Anonymous
asked:
Who's PG Wodehouse?
allieinarden
answered:

Oh my goodness, what an absurd and cool question! I can’t say I know why you’re asking it, but sit down on yonder settee and I will tell you the painful story of my literary obsession.

P.G. (Pelham Grenville) Wodehouse, or “Plum” to his friends, was a British chap who started writing at right about the turn of the century and didn’t stop until his death in the mid-1970s, which is pretty good, I should think. He was a very prolific writer who shot stuff off to magazines on both sides of the ocean to put food on the table and who sometimes (often) shamelessly cannibalized his own writing, but I am hesitant to call him a hack. If he was a hack, he was indisputably the most joyous, brilliant and good-hearted hack that ever eked out a living by nabbing a chapter from one of his old manuscripts and changing all the names, and I don’t fault him a bit for it.

Because, somewhere along the line, while he was pounding out these millions and millions of words, he learned how to create sentences like this:

I’m not absolutely certain of my facts, but I rather fancy it’s
Shakespeare—or, if not, it’s some equally brainy lad—who says that it’s always just when a chappie is feeling particularly top-hole, and more than usually braced with things in general that Fate sneaks up behind him with a bit of lead piping.

That’s Bertie Wooster, narrator of his Jeeves and Wooster series, and THAT is the sentence that let me know in no uncertain terms that I was a goner. Because how do you leave an author alone who tosses off things like that like it’s nothing? You can’t. Or at any rate, I couldn’t. And here I am. Running a blog that I’m trying desperately to keep from being devoted entirely to him and frankly kind of failing. He was, well, I can’t describe him. You just kind of have to read his books. 
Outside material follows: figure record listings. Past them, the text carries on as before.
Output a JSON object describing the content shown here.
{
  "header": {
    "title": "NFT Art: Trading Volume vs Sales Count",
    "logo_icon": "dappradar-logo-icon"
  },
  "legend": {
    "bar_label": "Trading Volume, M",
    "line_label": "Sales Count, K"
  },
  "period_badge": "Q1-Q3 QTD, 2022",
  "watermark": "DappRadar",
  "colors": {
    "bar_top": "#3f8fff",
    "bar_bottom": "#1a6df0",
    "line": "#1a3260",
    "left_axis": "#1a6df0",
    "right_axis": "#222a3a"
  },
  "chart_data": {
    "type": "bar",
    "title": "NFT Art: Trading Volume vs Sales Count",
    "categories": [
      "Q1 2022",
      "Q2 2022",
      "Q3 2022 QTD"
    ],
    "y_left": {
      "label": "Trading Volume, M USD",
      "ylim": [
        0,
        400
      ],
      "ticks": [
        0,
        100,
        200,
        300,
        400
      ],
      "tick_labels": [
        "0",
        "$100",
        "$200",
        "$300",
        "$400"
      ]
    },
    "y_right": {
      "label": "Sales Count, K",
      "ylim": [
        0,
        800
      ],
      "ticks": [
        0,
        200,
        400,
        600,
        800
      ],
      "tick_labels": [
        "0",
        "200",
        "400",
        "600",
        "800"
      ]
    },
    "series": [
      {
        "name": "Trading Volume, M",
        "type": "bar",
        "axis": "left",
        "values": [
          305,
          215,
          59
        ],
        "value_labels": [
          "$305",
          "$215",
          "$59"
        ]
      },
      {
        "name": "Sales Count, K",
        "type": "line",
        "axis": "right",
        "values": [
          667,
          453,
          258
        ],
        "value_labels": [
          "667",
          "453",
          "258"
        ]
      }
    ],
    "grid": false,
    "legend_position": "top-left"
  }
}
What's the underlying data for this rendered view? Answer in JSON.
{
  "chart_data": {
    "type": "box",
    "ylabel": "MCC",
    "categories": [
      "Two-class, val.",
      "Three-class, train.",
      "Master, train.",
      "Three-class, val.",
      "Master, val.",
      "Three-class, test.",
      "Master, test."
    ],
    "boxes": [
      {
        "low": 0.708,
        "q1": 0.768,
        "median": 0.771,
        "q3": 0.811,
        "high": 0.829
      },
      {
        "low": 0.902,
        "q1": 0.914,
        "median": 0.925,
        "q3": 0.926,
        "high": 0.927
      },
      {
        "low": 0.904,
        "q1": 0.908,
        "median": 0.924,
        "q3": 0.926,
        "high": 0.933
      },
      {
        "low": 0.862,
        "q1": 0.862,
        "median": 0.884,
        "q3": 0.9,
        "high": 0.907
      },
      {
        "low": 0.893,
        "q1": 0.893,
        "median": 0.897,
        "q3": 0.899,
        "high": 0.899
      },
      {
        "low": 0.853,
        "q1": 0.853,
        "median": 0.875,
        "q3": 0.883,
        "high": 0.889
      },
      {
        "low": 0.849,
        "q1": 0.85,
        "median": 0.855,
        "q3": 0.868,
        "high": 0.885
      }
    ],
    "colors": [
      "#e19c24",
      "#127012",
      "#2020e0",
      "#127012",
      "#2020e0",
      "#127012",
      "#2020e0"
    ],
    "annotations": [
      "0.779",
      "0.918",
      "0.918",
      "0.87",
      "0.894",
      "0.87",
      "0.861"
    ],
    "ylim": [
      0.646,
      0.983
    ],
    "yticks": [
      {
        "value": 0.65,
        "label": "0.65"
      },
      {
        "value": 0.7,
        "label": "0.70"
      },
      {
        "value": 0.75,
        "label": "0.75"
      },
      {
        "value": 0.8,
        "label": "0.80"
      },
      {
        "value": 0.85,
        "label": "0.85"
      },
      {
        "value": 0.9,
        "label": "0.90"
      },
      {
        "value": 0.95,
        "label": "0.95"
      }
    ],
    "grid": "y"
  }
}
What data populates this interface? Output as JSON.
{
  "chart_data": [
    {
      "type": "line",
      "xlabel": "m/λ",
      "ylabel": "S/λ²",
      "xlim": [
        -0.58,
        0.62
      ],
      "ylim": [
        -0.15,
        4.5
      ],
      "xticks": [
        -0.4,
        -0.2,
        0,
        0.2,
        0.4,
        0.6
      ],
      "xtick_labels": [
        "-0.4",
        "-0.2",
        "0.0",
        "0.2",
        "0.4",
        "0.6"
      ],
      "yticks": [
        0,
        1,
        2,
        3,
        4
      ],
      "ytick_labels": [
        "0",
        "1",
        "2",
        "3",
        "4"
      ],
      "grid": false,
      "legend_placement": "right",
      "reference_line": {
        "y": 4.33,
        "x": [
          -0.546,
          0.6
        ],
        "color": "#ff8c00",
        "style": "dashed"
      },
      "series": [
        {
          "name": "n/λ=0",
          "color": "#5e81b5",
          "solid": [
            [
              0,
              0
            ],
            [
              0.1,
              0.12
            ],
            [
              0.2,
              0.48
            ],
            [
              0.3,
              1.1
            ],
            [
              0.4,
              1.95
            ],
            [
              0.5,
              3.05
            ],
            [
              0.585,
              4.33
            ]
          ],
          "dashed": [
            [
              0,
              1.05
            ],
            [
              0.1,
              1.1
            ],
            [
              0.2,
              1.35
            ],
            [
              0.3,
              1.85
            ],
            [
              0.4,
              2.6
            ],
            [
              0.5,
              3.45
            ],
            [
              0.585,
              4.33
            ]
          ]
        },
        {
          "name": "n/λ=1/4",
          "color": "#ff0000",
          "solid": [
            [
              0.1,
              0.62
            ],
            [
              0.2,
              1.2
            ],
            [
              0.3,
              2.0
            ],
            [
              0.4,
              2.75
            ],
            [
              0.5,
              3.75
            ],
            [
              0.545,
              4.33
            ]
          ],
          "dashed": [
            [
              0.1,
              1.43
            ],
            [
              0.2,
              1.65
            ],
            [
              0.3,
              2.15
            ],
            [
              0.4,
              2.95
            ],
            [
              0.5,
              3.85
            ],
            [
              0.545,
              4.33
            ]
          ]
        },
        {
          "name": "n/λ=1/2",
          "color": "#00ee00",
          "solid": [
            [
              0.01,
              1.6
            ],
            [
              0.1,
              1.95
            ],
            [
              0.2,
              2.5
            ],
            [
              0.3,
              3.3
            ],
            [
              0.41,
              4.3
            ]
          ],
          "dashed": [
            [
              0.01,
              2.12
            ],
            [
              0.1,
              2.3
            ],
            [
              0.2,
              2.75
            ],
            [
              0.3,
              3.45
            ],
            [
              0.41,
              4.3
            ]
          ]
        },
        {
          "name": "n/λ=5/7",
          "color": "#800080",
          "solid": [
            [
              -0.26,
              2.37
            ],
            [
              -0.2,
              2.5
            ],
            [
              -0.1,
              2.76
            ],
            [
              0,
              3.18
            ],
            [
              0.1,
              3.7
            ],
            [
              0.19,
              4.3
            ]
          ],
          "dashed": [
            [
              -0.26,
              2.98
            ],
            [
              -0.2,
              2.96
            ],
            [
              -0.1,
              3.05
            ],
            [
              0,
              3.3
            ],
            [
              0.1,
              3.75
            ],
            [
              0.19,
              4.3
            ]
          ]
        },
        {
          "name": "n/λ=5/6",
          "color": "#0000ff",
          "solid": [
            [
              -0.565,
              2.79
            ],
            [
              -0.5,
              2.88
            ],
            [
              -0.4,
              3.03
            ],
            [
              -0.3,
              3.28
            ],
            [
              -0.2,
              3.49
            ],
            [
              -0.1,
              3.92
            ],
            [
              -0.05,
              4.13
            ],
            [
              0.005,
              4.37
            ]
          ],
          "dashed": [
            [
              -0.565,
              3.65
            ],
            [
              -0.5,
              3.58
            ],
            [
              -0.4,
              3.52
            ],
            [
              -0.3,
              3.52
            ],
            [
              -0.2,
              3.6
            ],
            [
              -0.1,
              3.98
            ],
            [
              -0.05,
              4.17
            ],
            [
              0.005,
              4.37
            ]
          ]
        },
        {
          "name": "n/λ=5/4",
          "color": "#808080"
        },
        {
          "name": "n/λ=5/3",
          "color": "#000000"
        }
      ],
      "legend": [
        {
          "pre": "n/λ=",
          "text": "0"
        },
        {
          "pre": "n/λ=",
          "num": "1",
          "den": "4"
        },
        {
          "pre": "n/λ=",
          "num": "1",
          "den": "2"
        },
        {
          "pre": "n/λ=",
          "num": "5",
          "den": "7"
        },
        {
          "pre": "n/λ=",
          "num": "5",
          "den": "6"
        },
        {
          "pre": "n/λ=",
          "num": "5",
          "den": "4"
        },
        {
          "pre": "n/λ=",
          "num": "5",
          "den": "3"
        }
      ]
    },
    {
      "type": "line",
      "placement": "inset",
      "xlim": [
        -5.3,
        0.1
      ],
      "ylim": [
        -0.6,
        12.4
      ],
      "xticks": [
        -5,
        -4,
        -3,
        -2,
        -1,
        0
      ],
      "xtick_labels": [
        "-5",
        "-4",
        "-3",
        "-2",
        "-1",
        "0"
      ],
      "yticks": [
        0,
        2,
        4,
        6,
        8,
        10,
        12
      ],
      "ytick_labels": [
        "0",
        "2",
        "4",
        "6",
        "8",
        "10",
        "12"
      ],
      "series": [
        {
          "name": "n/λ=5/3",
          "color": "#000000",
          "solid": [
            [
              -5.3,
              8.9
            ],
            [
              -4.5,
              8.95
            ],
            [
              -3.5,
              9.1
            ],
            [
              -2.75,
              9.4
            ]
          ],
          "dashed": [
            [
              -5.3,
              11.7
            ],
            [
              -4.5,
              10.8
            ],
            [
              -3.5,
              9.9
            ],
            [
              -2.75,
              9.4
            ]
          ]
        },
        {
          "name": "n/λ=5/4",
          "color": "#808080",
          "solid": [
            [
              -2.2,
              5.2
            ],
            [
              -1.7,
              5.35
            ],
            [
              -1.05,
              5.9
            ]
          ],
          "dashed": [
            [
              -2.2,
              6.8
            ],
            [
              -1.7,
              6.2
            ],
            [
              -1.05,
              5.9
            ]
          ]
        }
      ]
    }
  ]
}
Wodehouse is known for creating (among other things that I’m sure I missed):

  • the Jeeves and Wooster series
  • the Psmith series (too short, alas)
  • the Blandings Castle series
  • a bunch of short stories about golf narrated by the Oldest Member who’s seemingly some sort of golf god (or at least a high priest)
  • a bunch of short stories about a guy named Mr. Mulliner who tells increasingly absurd tales about his extended family to the hapless chaps in his pub
  • countless stand-alone rom-com novels.

And if you looked closely, all these characters lived in an immensely complicated expanded universe that crossed over in a million subtle ways. They went to each other’s clubs. They knew each other’s friends. They tried to impress girls and inadvertently ended up at Blandings Castle. You never really know who you’re going to run into when reading a Wodehouse book, which is a delightful experience.

Wodehouse had adventures in his real life, too! He escaped at around age 20 from the clutches of a bank that had seized him alive after his father lost all his money (which you can read about in Psmith in the City because from what I gather it was pretty much exactly like that only hopefully with less monocle-wearing friends of his turning up and blackmailing people) and he wrote for theater and worked in Hollywood and one time he got interned by Nazis, which wasn’t fun, and did some completely harmless radio broadcasts for them, letting his fans in America know he was all right and making fun of his captors, and then England completely misunderstood the thing and decided he was a traitor and they wanted nothing to do with him and he lived out the rest of his natural life on Long Island. So he had some dark periods in his life, too. But they knighted him anyway! At just about the last minute. I mean, he slid through the pearly gates Indiana Jones-style, seizing his knighthood after him. Metaphorically. 

And he died on Valentine’s Day, which I think is heartwrenchingly beautiful, because honestly, P.G. Wodehouse was one of the most sincerely nice people ever to write books. He loved his characters. He loved his audience. He loved…pretty much everyone. (Except for A.A. Milne. Creator of Winnie the Pooh. Whom he earnestly hoped would trip over a bootlace and break his neck.)

This is a painfully inadequate tribute (I’ll do better when I’m asked to write the introduction to the bicentennial editions, promise) so I’ll try to leave you with a taste of what he was. Here is his Paris Review interview. And here are all those books of his that are not under copyright, available for free on Project Gutenberg. Get them on your ereader, if you’ve got one. I recommend starting with My Man Jeeves (though I warn you, things get a little confusing because there half the stories in it are about a chap named Reggie Pepper who was sort of the prototype for Bertie Wooster, so you may feel discombobulated). After that, you can sort of read any of them. 

Goodbye. Good luck. Oh, and—do turn up at my askbox again if the addiction seizes you and you need someone to shout at. It happens to the best of us.